Root Cause Analysis of Linear Closed-Loop Oscillatory Chemical Process Systems

Abstract

In a single-input single-output (SISO) closed-loop system, under constant or nonoscillatory set-point, oscillations in the output can occur mainly because of one or a combination of the following reasons: (i) presence of stiction in control valve, (ii) marginally stable control loops (because of aggressively tuned controller/changes in process time constant/gain/time delays or a combination of them), and (iii) disturbances external to the loop. The presence of these oscillations can propagate plant-wide and force plants to deviate from optimal operating conditions.

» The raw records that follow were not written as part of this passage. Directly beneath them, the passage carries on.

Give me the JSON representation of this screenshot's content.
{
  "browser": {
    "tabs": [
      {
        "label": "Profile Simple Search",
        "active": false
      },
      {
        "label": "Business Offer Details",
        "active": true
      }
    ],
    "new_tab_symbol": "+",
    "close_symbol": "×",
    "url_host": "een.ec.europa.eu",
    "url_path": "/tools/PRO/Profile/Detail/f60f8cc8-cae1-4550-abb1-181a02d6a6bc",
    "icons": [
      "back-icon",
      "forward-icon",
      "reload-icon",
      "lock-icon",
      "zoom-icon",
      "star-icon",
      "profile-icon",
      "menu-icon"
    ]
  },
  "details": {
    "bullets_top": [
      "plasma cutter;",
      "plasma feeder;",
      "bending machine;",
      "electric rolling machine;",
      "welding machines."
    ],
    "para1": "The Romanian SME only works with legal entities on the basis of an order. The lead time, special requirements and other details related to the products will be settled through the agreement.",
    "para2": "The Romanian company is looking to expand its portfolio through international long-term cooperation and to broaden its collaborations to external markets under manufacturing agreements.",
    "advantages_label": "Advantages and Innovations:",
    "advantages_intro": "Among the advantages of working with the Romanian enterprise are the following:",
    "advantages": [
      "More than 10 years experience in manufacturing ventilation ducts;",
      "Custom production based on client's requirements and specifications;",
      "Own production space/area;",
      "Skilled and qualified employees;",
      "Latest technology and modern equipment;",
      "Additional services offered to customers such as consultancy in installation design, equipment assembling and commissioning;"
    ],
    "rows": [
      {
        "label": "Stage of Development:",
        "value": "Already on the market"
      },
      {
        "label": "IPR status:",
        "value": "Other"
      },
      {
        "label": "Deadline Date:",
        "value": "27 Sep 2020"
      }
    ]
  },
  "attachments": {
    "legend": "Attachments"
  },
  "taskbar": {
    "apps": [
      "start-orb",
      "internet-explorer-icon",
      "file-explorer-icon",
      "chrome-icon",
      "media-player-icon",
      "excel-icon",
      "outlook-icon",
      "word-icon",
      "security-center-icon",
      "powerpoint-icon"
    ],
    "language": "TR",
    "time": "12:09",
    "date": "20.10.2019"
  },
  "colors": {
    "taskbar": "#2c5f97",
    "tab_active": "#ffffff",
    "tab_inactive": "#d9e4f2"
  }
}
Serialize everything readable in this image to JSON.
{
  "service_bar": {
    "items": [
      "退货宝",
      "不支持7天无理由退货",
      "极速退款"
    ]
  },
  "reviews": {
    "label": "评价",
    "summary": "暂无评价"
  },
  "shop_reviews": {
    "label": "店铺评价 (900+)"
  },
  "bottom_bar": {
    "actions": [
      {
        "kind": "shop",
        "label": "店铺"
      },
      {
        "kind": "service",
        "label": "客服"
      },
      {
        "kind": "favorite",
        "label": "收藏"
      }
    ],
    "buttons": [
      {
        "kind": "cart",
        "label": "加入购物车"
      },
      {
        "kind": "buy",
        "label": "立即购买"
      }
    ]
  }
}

Therefore, it is essential to develop techniques that can diagnose the source of oscillations in control loops. Several data-driven methods have been developed to address the diagnosis problem by focusing on only one of the causes for oscillations. In the current study, an off-line data driven approach is developed to identify the root cause for oscillations in control loops using the routine plant operating data. Unlike the existing techniques, this approach identifies and distinguishes between the three major causes for oscillations in linear closed loop systems. The proposed methodology combines both parametric (Hammerstein-based approach) and nonparametric (Hilbert–Huang spectrum) schemes for performing oscillation diagnosis. Simulation and industrial case studies that demonstrate the utility and limitations of the proposed method for root cause diagnosis in closed loop systems are discussed.